Next year the Intergovernmental Panel on Climate Change (IPCC) will start its Fifth Assessment Report. The role of the IPCC is to evaluate the peer reviewed literature on current and future impacts of anthropogenic climate change and synthesise the findings for governments. The IPCC has three working groups. Working Group I (WGI) addresses the climate science including an assessment of observed warming due to human activities and projections of future warming and regional climate change. Working Group II assesses the scientific evidence for impacts, adaptation and vulnerability—in all regions, in all ecosystems, for all outcomes, for all population groups. Working Group III evaluates the evidence with respect to options for mitigation (reducing carbon emissions and enhancing carbon sinks). The IPCC authors only include peer-reviewed articles published since the last assessment and have a strict policy regarding the use of grey literature. Public health science contributed to WGII (Confalonieri et al. 2007) and WGIII (Barker et al. 2007) in the Fourth Assessment report. It is likely that public health research will make an even more important contribution to the next Assessment—but only if the appropriate research studies have been undertaken.

The IPCC assessments are scientific assessments and the IPCC process prohibits including any policy prescriptive statements. Global scientific assessments are becoming more common (we now have the Millennium Ecosystem Assessment and the International Assessment of Agricultural Knowledge, Science and Technology for Development). The IPCC was the first of its kind and represents a fantastic and unique achievement to science and policy (and world peace). Scientific rigour is maintained across diverse research disciplines and from observational studies to modelled projections. The IPCC has its origins in the physical sciences—as it started with the climate system. As the input from social scientists is increasing—in recognition of the complex social and economic determinants of vulnerability to climate change—the IPCC authors will increasingly face familiar issues regarding the synthesis and evaluation of qualitative and quantitative social research. Fortunately, public health has some established methods for reviewing and evaluating research results. These now need to be applied to the climate–health research questions. The IPCC will require many comprehensive and systematic reviews—to demonstrate a causal role of climate for a relevant health outcome and to quantify the attributable fraction. Systematic reviews of the effectiveness of adaptation measures (interventions) are also needed. As yet, few systematic reviews are conducted in the sphere of environment and health. In effect, climate change–health research is suffering from the legacy of reductionism in the health sciences and its clinical bias. Too few researchers are working on the environmental determinants of disease, even for major climate-sensitive causes of death such as malaria and malnutrition.

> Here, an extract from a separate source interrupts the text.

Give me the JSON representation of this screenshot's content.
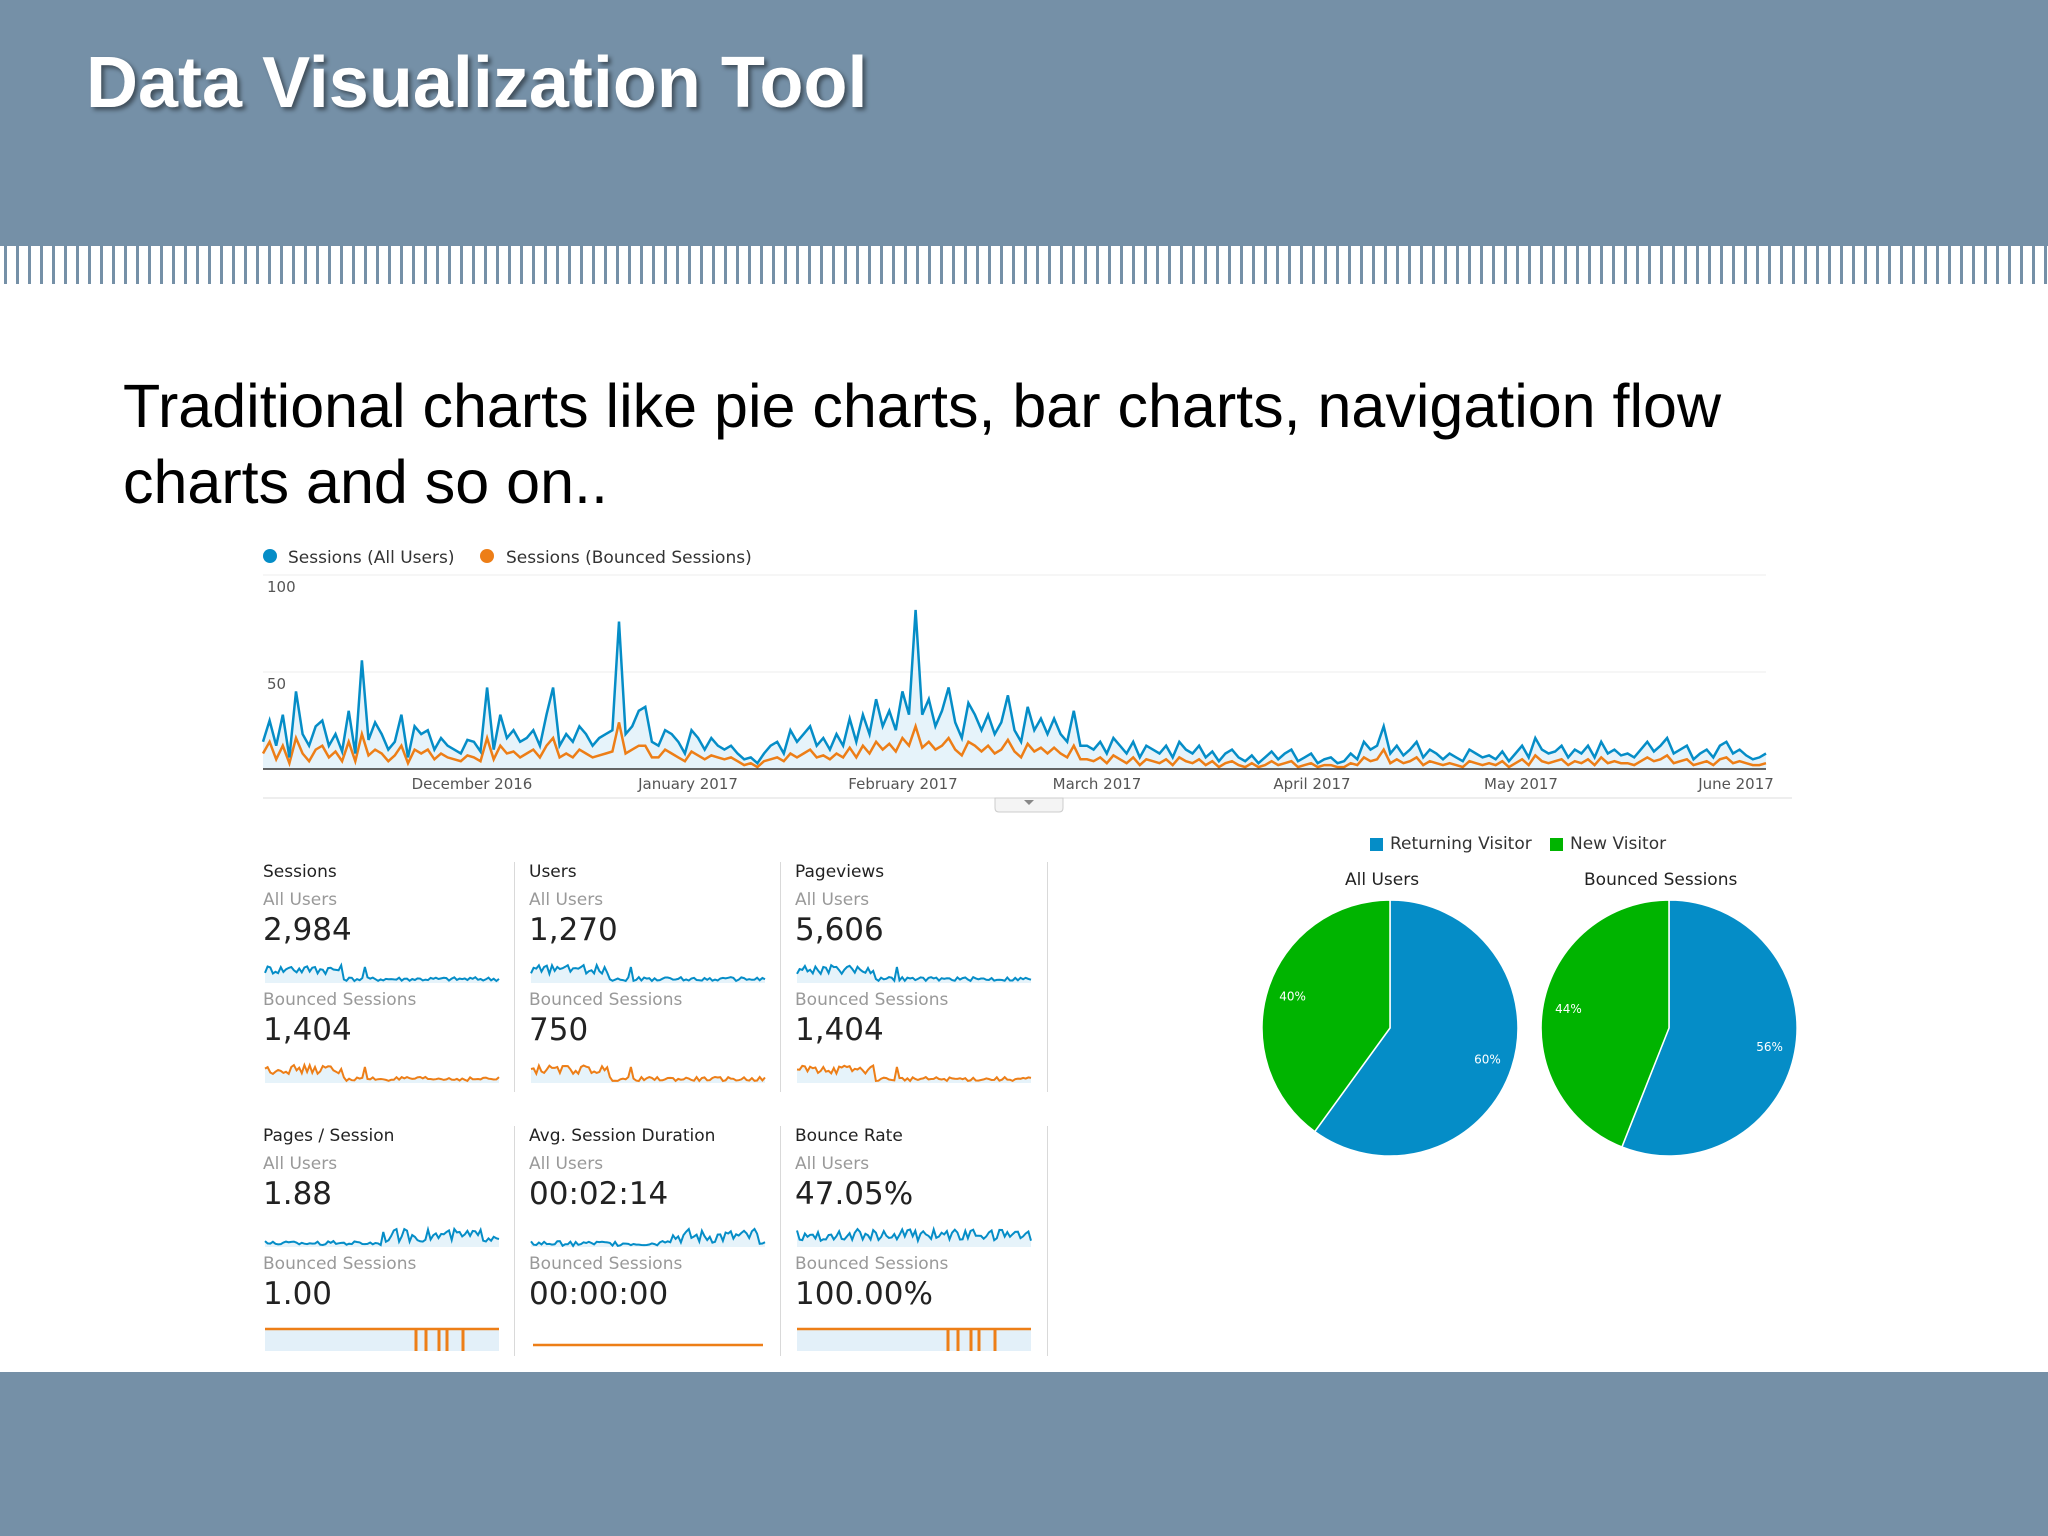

The climate change research agenda is moving forward. An expert meeting organised by WHO last year identified the following research needs (WHO 2009):

  • Improved risk assessment to inform decision-makers about the broad range of health impacts at international, national and local levels.

  • Comprehensive evaluation of the effectiveness, and cost-effectiveness, of interventions aiming to protect health from climate related hazards.

  • Quantification of health effects of mitigation and adaptation decisions in other sectors (e.g. transport, water resource management, agriculture and food systems) to avoid harm (maladaptation) and identify important opportunities for health promotion.

  • Economic assessments of the costs of the health impacts of climate change and of adaptation measures.

The 2003 heat wave in Europe illustrated many key aspects of this research gap. First, the public health systems were quick to respond after the major event that caused approximately 35,000 deaths across western Europe. Most large cities in this region now have a heat health protection plan in place. Many systems were implemented in 2004 and probably there has been sufficient time for them to be evaluated for their effectiveness, but very few studies have been published. Although we have learnt much about the impacts of heat on mortality and morbidity, we have learned almost nothing about the role of housing and indoor temperatures in modifying that risk. There appear to be few intervention studies for housing measures to reduce heat-related health effects. The main reason for this is cost-routine epidemiological data are not readily linked to housing conditions and would require additional data collection. Thus, policy making for adaptation for health is floundering because the health issues of concern (climate hazards) do not have a well-developed public health evidence base (heat waves, floods, fires and droughts are the prime examples). Economic assessments and risk management models ultimately rely on the empirical evidence for exposure–response functions and their effect modification by important factors such as socio-economic status or policy measures. Movement towards generating the research desired is needed from research scientists and funders alike. We have a very short window of opportunity between planning research and it being published in a peer reviewed journal by 2013 in order for the research findings to be included in the Fifth Assessment Report. The IPCC Fifth Assessment Report represents an opportunity to make a difference—but it depends on good science. It is up to all of us to do our best to address the climate research gaps identified by WHO and other organizations.